Alcuni di noi conoscono a memoria parte dei Vangeli, dato che li abbiamo ascoltati in molti atti liturgici e nella lettura personale. Tuttavia, ancora non mettiamo nelle mani di Cristo le nostre difficoltà, il che sta nel cuore di quello che il nostro padre Fondatore chiama Spirito Evangelico, come questa donna cananea che non dice a Cristo “quello che deve fare”, ma chiede il suo aiuto, confessa la sua impotenza ad aiutare la persona che ama. Basta un piccolo messaggio: Signore, aiutami. Non imitiamo neppure Pietro che, affondando nelle acque, dice un’ altra orazione ugualmente breve: Signore, salvami! (Mt 14, 30). L’abnegazione di questa cananea, se mi è permesso il paragone, è anche più grande di quella di Pietro, perché la sua vita e la sua fama poco le importano, cerca solo il bene della sua piccola.

Sei anni fa morì la nostra cara sorella Isabel Royo, missionaria a Puebla, Messico. Ricordo che, visitandola, osai chiederle di offrire il suo dolore per una giovane coppia che aveva serie difficoltà ed era sull’orlo della separazione. Così  fece durante quelle settimane che le restavano di vita.

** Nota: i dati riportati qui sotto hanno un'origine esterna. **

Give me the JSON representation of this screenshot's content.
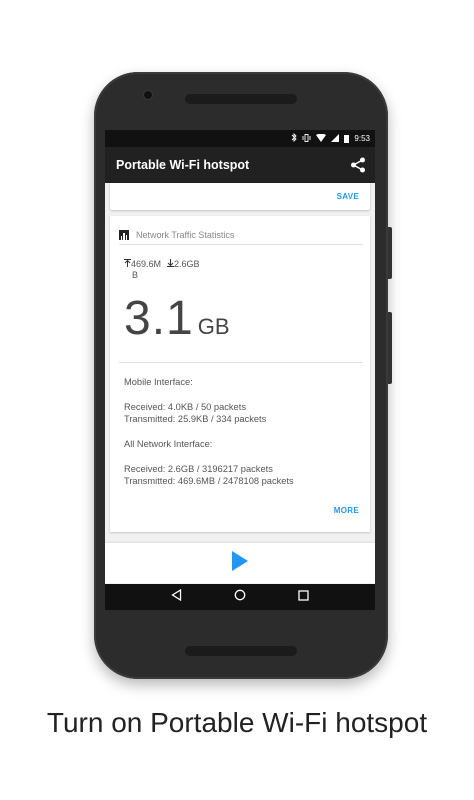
{
  "status_bar": {
    "time": "9:53",
    "icons": [
      "bluetooth-icon",
      "vibrate-icon",
      "wifi-icon",
      "signal-icon",
      "battery-icon"
    ]
  },
  "app_bar": {
    "title": "Portable Wi-Fi hotspot",
    "share_icon": "share-icon"
  },
  "top_card": {
    "save_label": "SAVE"
  },
  "stats_card": {
    "title": "Network Traffic Statistics",
    "upload": "469.6M",
    "upload_unit_line": "B",
    "download": "2.6GB",
    "total_value": "3.1",
    "total_unit": "GB",
    "mobile_heading": "Mobile Interface:",
    "mobile_received": "Received: 4.0KB / 50 packets",
    "mobile_transmitted": "Transmitted: 25.9KB / 334 packets",
    "all_heading": "All Network Interface:",
    "all_received": "Received: 2.6GB / 3196217 packets",
    "all_transmitted": "Transmitted: 469.6MB / 2478108 packets",
    "more_label": "MORE"
  },
  "play_button_icon": "play-icon",
  "nav_bar": {
    "icons": [
      "back-icon",
      "home-icon",
      "recents-icon"
    ]
  },
  "caption": "Turn on Portable Wi-Fi hotspot",
  "colors": {
    "accent": "#2196f3",
    "appbar": "#212121"
  }
}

Alcuni giorni fa, per la prima volta, ricevetti un messaggio di quella coppia, che esprimeva la sua gratitudine per  la nostra orazione e per l’offerta di Isabel. È un esempio commovente di come Dio utilizza la nostra debolezza, perfino durante la nostra agonia, per manifestare la sua misericordia.

3. Piangere, ridere, sentirsi insieme all’altro.

È facile parlare della carità, del vincolo, dell’amore cristiano. Ma a volte lo contempliamo come qualcosa di realmente impossibile da vivere, perché gli ostacoli sono innumerevoli. Quasi sempre intendiamo la carità come una qualche opera buona che possiamo fare solo di tanto in tanto; o un insieme di linee rosse che non possiamo oltrepassare nel trattare il prossimo.

Nel racconto evangelico di oggi, vediamo vari modi di amare. In primo luogo, i discepoli, che erano stati generosi ed avevano abbandonato molte cose per seguire Cristo. In secondo luogo, la madre cananea, a cui non importa di mettere da parte la sua fama, perfino la possibile vendetta delle potenti divinità Baal ed Astarte, per essersi rivolta ad un maestro straniero. Infine, ovviamente, c’è l’amore di Cristo, che certamente si può chiamare vincolo, perché è capace di unire tutti, come annuncia il profeta Elia nella Prima Lettura: Il mio tempio sarà la casa di orazione per tutti i popoli. 

Come possiamo arrivare ad imitare Cristo nel SUO modo di amare? Una risposta molto condensata è: Con l’orazione. Ma in quell’orazione dobbiamo mettere ai piedi di Cristo tutto quello che ci è stato dato per essere capaci di amare. Uno di questi strumenti è l’empatia, il cercare di mettersi “nelle scarpe degli altri”, nel cercare di comprendere la loro prospettiva. Questo è difficile, perché esige da parte nostra di smettere di prestare attenzione alla nostra prospettiva personale che sarà sempre segnata dalla paura, dalla stanchezza, dall’incertezza e – come no – dalle nostre passioni. I discepoli, nella scena di oggi, erano troppo preoccupati per il LORO incarico, per il LORO ruolo, per poter essere sensibili al dolore della donna cananea.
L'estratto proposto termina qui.